Hosted Models
Zilliz Cloud can host embedding and reranking models on Zilliz-managed infrastructure. You can deploy dedicated, fully managed model instances and use them directly from Zilliz Cloud for stable and high-performance inference.
With a managed model instance, you can insert raw data into a collection. Zilliz Cloud automatically generates vector embeddings with the deployed model during ingestion. For semantic search, you only provide the raw query text. Zilliz Cloud uses the same model to create a query vector, compares it with stored vectors, and returns the most relevant results.
The following diagram shows the procedures for using hosted models.

Deploy a model
Currently, Zilliz Cloud supports the following regions, instance types, and models.
If you have specific requirements for hosted models, please contact us.
Supported regions
The model deployment region should be consistent with your cluster region. Available options include:
Region | Location |
|---|---|
aws-us-east-1 | N. Virginia, USA |
aws-us-east-2 | Ohio, USA |
aws-us-west-2 | Oregon, USA |
aws-ca-central-1 | Canada (Central) |
aws-eu-central-1 | Frankfurt, Germany |
aws-ap-northeast-1 | Tokyo, Japan |
aws-ap-southeast-2 | Sydney, Australia |
Supported instance type
The instance type determines the available compute resources.
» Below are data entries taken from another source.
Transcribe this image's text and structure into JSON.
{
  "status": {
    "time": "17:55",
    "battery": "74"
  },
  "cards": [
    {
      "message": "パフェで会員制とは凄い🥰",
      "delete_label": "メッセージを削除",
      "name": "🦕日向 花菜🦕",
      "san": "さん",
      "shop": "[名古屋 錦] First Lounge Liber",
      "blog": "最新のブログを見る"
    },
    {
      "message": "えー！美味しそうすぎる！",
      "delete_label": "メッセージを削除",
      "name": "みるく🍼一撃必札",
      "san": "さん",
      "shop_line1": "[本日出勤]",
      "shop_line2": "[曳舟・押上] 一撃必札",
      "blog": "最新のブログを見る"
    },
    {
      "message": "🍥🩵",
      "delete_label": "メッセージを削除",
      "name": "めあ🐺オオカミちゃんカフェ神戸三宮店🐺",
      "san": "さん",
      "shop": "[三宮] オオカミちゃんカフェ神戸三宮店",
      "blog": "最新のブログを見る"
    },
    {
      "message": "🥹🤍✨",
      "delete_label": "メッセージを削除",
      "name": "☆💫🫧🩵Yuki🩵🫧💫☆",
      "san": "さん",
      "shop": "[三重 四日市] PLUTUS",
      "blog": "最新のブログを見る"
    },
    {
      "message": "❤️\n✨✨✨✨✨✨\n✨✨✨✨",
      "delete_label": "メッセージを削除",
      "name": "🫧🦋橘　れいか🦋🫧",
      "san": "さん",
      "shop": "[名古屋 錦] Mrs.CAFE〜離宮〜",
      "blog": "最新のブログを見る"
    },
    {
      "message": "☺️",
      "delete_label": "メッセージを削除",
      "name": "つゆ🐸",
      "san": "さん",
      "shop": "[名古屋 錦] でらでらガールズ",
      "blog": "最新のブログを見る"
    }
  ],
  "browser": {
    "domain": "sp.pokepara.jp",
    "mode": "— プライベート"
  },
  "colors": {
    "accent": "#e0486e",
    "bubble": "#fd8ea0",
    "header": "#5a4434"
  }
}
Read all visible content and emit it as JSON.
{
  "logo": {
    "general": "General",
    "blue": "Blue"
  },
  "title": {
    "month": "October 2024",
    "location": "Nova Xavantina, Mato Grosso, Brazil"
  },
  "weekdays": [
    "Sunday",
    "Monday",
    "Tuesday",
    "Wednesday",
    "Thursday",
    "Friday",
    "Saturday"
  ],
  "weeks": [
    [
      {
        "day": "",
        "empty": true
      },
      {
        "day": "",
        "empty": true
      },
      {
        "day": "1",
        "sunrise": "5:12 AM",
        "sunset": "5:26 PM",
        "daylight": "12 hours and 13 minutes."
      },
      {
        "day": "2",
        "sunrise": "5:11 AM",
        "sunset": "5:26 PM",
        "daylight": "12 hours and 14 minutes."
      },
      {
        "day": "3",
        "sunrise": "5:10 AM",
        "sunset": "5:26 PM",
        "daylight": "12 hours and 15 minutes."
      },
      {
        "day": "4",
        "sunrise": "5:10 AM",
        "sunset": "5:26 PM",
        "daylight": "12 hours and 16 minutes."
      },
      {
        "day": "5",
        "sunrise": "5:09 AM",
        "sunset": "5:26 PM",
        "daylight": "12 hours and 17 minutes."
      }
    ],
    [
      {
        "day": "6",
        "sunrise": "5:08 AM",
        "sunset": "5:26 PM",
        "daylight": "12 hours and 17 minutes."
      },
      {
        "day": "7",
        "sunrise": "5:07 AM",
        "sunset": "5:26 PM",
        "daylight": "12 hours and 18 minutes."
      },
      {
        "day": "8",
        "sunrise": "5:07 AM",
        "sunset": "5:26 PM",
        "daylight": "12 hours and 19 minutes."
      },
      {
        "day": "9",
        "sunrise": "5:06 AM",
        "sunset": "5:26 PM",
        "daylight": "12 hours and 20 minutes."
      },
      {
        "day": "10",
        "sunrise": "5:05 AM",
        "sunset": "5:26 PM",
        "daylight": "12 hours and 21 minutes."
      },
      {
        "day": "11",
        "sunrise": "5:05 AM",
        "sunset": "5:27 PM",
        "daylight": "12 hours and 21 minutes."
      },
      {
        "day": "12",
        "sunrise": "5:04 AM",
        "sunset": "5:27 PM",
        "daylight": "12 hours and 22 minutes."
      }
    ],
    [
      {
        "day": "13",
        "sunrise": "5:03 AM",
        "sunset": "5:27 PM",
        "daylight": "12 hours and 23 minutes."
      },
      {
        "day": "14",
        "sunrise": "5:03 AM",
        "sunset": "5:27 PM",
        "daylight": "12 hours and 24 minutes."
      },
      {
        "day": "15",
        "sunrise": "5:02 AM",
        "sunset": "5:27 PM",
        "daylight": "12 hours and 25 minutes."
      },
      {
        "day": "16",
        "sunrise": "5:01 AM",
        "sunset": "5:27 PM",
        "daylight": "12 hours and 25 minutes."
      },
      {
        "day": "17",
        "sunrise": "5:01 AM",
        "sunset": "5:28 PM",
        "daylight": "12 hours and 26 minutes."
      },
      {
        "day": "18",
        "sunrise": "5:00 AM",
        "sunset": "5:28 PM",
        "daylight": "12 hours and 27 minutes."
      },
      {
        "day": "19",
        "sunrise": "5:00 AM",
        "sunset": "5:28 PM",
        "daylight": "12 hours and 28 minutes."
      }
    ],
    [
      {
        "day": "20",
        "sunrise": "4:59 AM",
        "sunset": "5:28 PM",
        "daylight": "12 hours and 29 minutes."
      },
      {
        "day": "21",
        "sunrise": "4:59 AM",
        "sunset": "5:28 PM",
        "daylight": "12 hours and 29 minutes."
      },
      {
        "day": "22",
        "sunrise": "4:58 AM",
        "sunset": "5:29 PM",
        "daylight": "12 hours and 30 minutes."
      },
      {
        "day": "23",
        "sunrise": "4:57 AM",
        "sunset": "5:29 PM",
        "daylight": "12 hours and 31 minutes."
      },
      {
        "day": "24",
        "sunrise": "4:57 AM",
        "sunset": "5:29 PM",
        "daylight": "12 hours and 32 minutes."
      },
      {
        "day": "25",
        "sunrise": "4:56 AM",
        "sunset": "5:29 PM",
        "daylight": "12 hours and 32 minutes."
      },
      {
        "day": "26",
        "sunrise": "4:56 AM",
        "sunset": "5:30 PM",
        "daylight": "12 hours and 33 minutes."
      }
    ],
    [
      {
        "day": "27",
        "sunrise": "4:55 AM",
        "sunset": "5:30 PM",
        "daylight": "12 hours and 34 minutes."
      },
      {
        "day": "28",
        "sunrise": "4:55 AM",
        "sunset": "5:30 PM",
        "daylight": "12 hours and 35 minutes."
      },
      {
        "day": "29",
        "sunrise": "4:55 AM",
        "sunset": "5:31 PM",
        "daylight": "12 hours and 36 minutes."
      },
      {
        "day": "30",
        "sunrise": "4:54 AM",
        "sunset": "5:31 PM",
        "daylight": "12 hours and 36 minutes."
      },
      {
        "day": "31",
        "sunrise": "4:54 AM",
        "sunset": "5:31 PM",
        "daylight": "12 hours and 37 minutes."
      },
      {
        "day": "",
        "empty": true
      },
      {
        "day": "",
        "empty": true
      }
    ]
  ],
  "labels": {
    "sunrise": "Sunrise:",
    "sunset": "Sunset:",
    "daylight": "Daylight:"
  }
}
Available options include:
Instance Type | Resources |
|---|---|
g6.xlarge |
|
Supported models
Available options include:
Type | Model |
|---|---|
Embedding | Qwen/Qwen3-Embedding-0.6B |
Qwen/Qwen3-Embedding-4B | |
Qwen/Qwen3-Embedding-8B | |
BAAI/bge-small-en-v1.5 | |
BAAI/bge-small-zh-v1.5 | |
BAAI/bge-base-en-v1.5 | |
BAAI/bge-base-zh-v1.5 | |
BAAI/bge-large-en-v1.5 | |
BAAI/bge-large-zh-v1.5 | |
Reranking | BAAI/bge-reranker-base |
BAAI/bge-reranker-large | |
Qwen/Qwen3-Reranker-0.6B | |
Qwen/Qwen3-Reranker-4B | |
Qwen/Qwen3-Reranker-8B |
Obtain a deployment ID
Using the information you provide, Zilliz will deploy the model for you which takes about 15 minutes. When the deployment is ready, Zilliz Cloud Support will return a deployment ID, which you will use when creating embedding or reranking functions.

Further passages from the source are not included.